Parmesan and black pepper top this hearty loaf of whole-wheat focaccia that’s perfect for sandwiches, cheese plates and dipping in olive oil.
2 cups warm water
1 teaspoon dry active yeast
2 cups all-purpose flour plus more for work surface
3 cups whole-wheat flour
1 tablespoon kosher salt
2 tablespoons granulated sugar
1 cup olive oil plus more for bowl
Medium-coarse cornmeal for sheet pan
1/2 cup grated Parmesan
1 teaspoon cracked black pepper
Combine the water and yeast in the bowl of a stand mixer fitted with the dough hook. Let stand for a few minutes until foamy. Add the all-purpose flour, whole-wheat flour, 2 teaspoons salt and the sugar. Mix on low and when the dough is shaggy, drizzle in 3/4 cup olive oil against the side of the bowl. Continue mixing for 4-5 minutes until the dough is smooth and elastic but sticky.
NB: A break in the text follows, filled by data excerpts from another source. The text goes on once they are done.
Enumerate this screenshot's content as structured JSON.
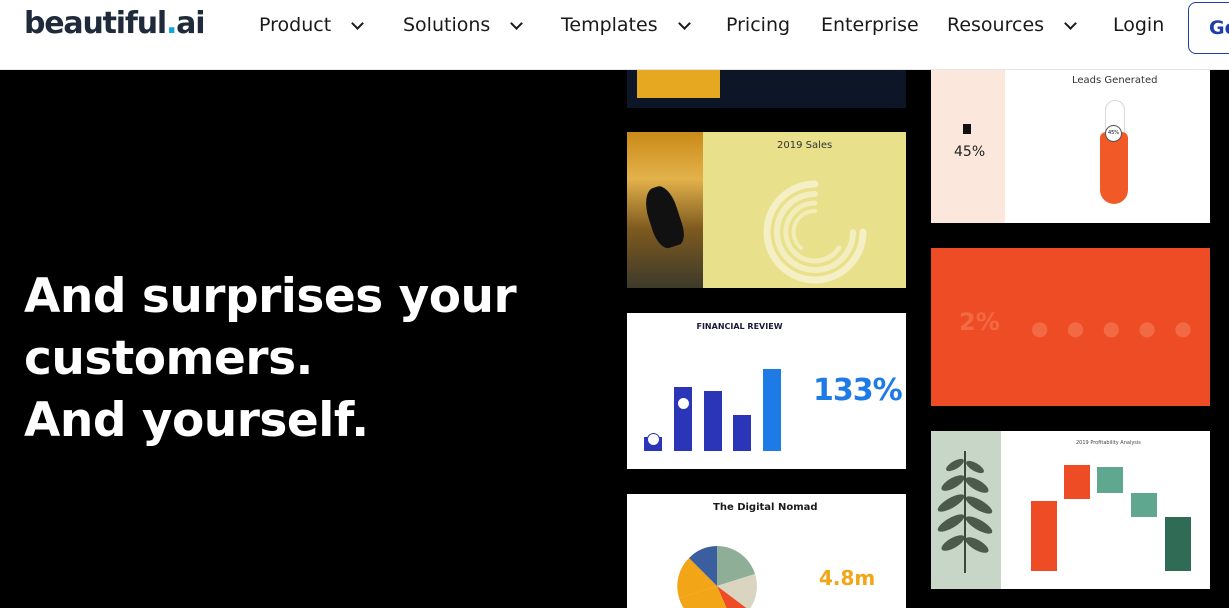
{
  "brand": {
    "logo_main": "beautiful",
    "logo_dot": ".",
    "logo_tld": "ai"
  },
  "nav": {
    "items": [
      {
        "label": "Product",
        "dropdown": true
      },
      {
        "label": "Solutions",
        "dropdown": true
      },
      {
        "label": "Templates",
        "dropdown": true
      },
      {
        "label": "Pricing",
        "dropdown": false
      },
      {
        "label": "Enterprise",
        "dropdown": false
      },
      {
        "label": "Resources",
        "dropdown": true
      },
      {
        "label": "Login",
        "dropdown": false
      }
    ],
    "cta_label": "Ge"
  },
  "hero": {
    "lines": [
      "And surprises your",
      "customers.",
      "And yourself."
    ]
  },
  "slides": {
    "sales": {
      "title": "2019 Sales"
    },
    "leads": {
      "title": "Leads Generated",
      "stat": "45%",
      "marker_value": "45%"
    },
    "orange": {
      "stat": "2%"
    },
    "financial": {
      "title": "FINANCIAL REVIEW",
      "stat": "133%"
    },
    "nomad": {
      "title": "The Digital Nomad",
      "stat": "4.8m"
    },
    "profitability": {
      "title": "2019 Profitability Analysis"
    }
  },
  "colors": {
    "accent_blue": "#1f3da8",
    "logo_dot": "#10a6d9",
    "slide_orange": "#ee4c25",
    "chart_blue": "#1e7be6",
    "chart_navy": "#1f2fb0"
  }
}
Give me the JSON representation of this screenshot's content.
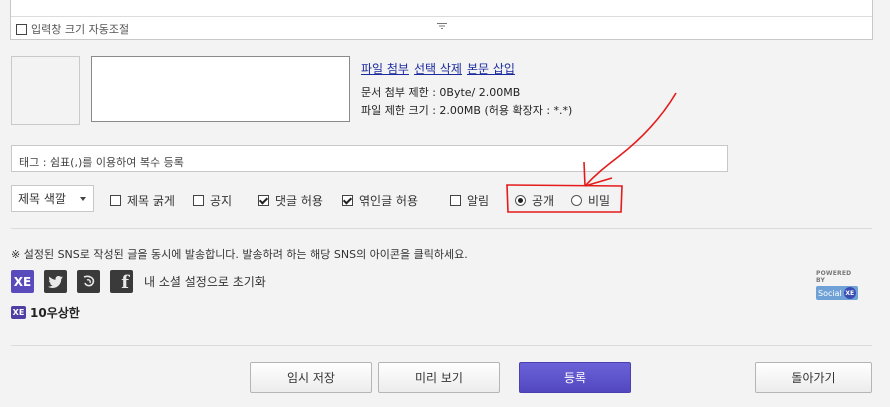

Place the dough in an oiled bowl in a warm spot and cover with plastic wrap. Let the dough rise until it has doubled in size, about 2-3 hours.
Preheat the oven to 425 degrees F.
Turn the dough onto a lightly floured work surface. Shape into a 10-inch by 15-inch rectangle. Transfer to a sheet pan sprinkled with cornmeal. Use your fingers to press indentations all over the dough. Sprinkle with Parmesan, drizzle with the remaining olive oil and then sprinkle with the remaining salt and pepper.
Bake for 35-45 minutes until the loaf is deep golden brown. Cool on a wire rack for 30 minutes and cut into pieces.
Store in a closed paper bag at room temperature up to 3 days or store wrapped in plastic wrap in the freezer up to 2 weeks. Thaw at room temperature for 3-4 hours before transferring to an oven at 300 degrees F for 12-15 minutes.